Fioriture, parchi riaperti e itinerari da scoprire: la primavera trasforma il Lario in una meta dal fascino unico. L’intervista a Fabio Dadati sulla nuova stagione turistica e le opportunità per i visitatori
Con l’arrivo della Pasqua, il Lago di Como si veste di primavera: il paesaggio tra lago e montagna diventa romantico e allo stesso tempo suggestivo, tra fioriture, parchi e lungolago che si rianimano.

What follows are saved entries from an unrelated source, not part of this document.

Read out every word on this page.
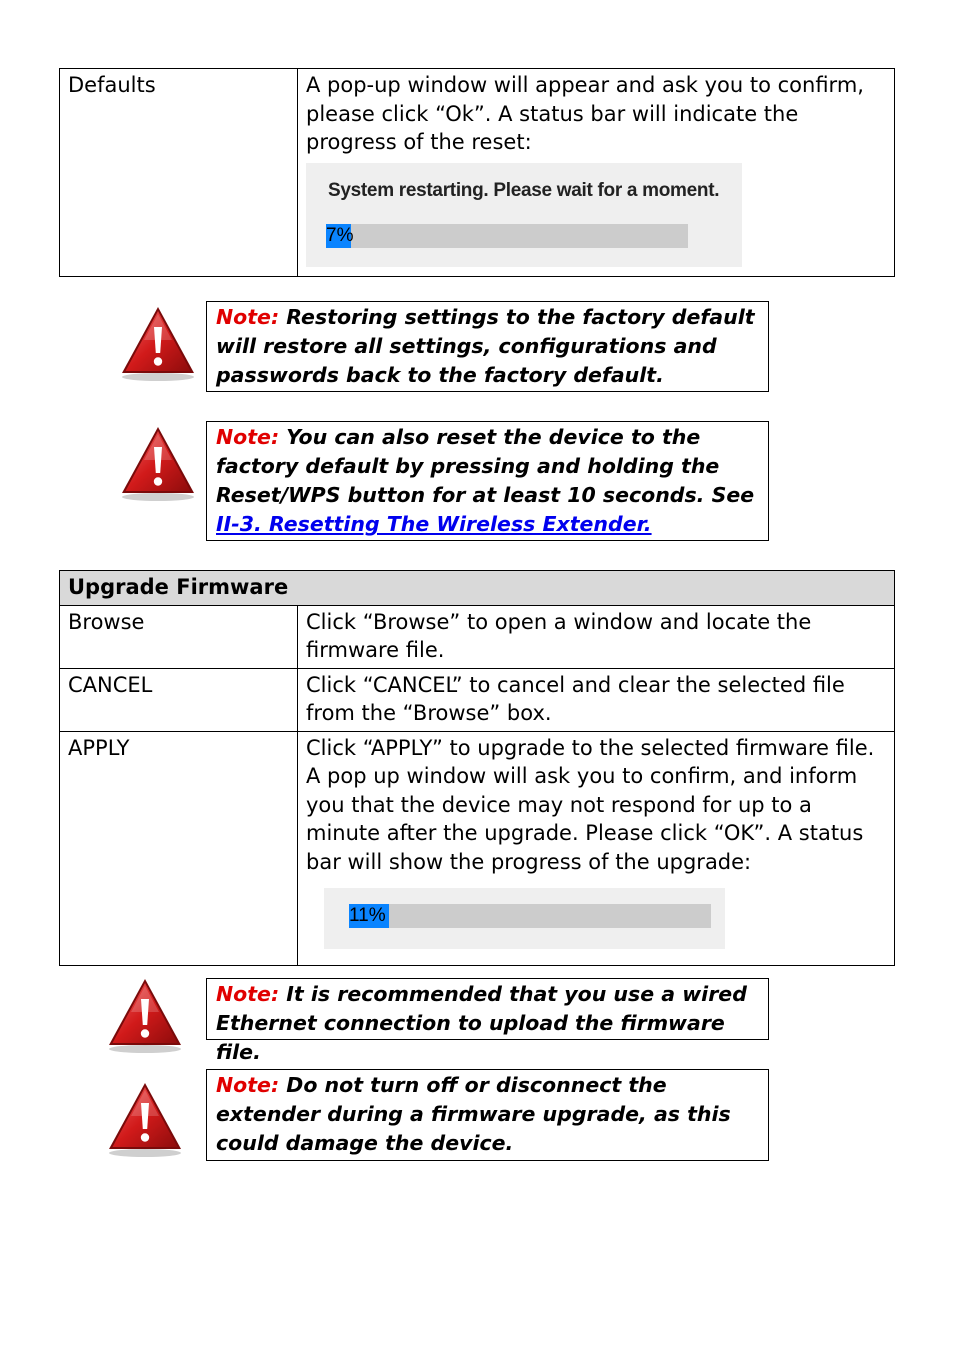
Defaults	A pop-up window will appear and ask you to confirm, please click “Ok”. A status bar will indicate the progress of the reset:
System restarting. Please wait for a moment.
7%
Note: Restoring settings to the factory default will restore all settings, configurations and passwords back to the factory default.
Note: You can also reset the device to the factory default by pressing and holding the Reset/WPS button for at least 10 seconds. See II-3. Resetting The Wireless Extender.
Upgrade Firmware	
Browse	Click “Browse” to open a window and locate the firmware file.
CANCEL	Click “CANCEL” to cancel and clear the selected file from the “Browse” box.
APPLY	Click “APPLY” to upgrade to the selected firmware file. A pop up window will ask you to confirm, and inform you that the device may not respond for up to a minute after the upgrade. Please click “OK”. A status bar will show the progress of the upgrade:
11%
Note: It is recommended that you use a wired Ethernet connection to upload the firmware file.
Note: Do not turn off or disconnect the extender during a firmware upgrade, as this could damage the device.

Secondo Fabio Dadati, componente di Giunta Camerale e referente per Turismo e Cultura della Camera di Commercio Como-Lecco, questo periodo rappresenta “un momento magico, ideale per superare il freddo dell’inverno e godersi il lago con la giusta calma”.
Dadati consiglia infatti di non limitarsi a una gita di un solo giorno: “Pernottare per qualche notte permette di vivere a pieno l’atmosfera festiva, oltre che organizzarsi meglio anche con i battelli e rilassarsi”.

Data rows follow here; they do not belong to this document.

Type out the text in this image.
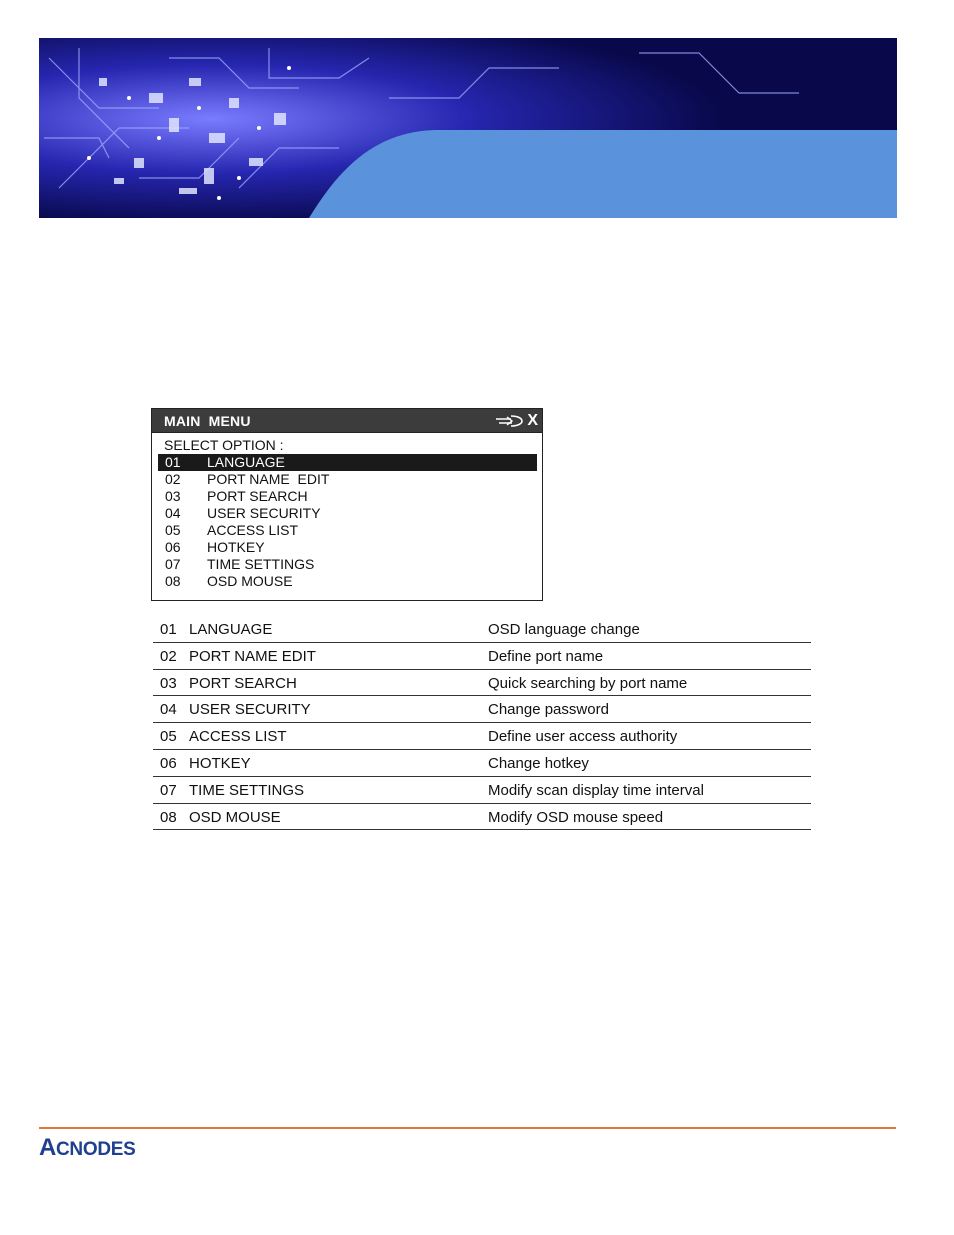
MAIN MENU	X
SELECT OPTION :
01 LANGUAGE
02 PORT NAME  EDIT
03 PORT SEARCH
04 USER SECURITY
05 ACCESS LIST
06 HOTKEY
07 TIME SETTINGS
08 OSD MOUSE
01 LANGUAGE	OSD language change
02 PORT NAME EDIT	Define port name
03 PORT SEARCH	Quick searching by port name
04 USER SECURITY	Change password
05 ACCESS LIST	Define user access authority
06 HOTKEY	Change hotkey
07 TIME SETTINGS	Modify scan display time interval
08 OSD MOUSE	Modify OSD mouse speed
A CNODES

La Pasqua segna l’inizio della media-alta stagione: “Tutte le strutture riaprono – bar, ristoranti, ville e hotel –, c’è tanto movimento e l’occupazione è molto alta, quasi totale”.
Tra le principali novità culturali, la Villa Manzoni di Lecco torna visitabile dopo la ristrutturazione e il Museo di Giancarlo Vitali a Bellano offre un’opportunità unica per scoprire l’arte locale. Per chi ama il lago, Pianello del Lario propone invece piacevoli escursioni tra barche storiche, motoscafi e vela.
“Tra prenotazioni e pernottamenti, la stagione di quest’anno è partita molto bene dopo un inverno complicato – aggiunge Fabio Dadati – e il clima della primavera ha portato voglia di trascorrere più giorni sul nostro territorio. Dal turismo extralusso fino all’esperienza autentica nei borghi meno noti, la ‘macrodestinazione’ del Lago di Como ha sempre qualcosa da offrire a tutti”.
Arte, cultura, natura e paesaggio: la Pasqua qui diventa un’esperienza davvero completa.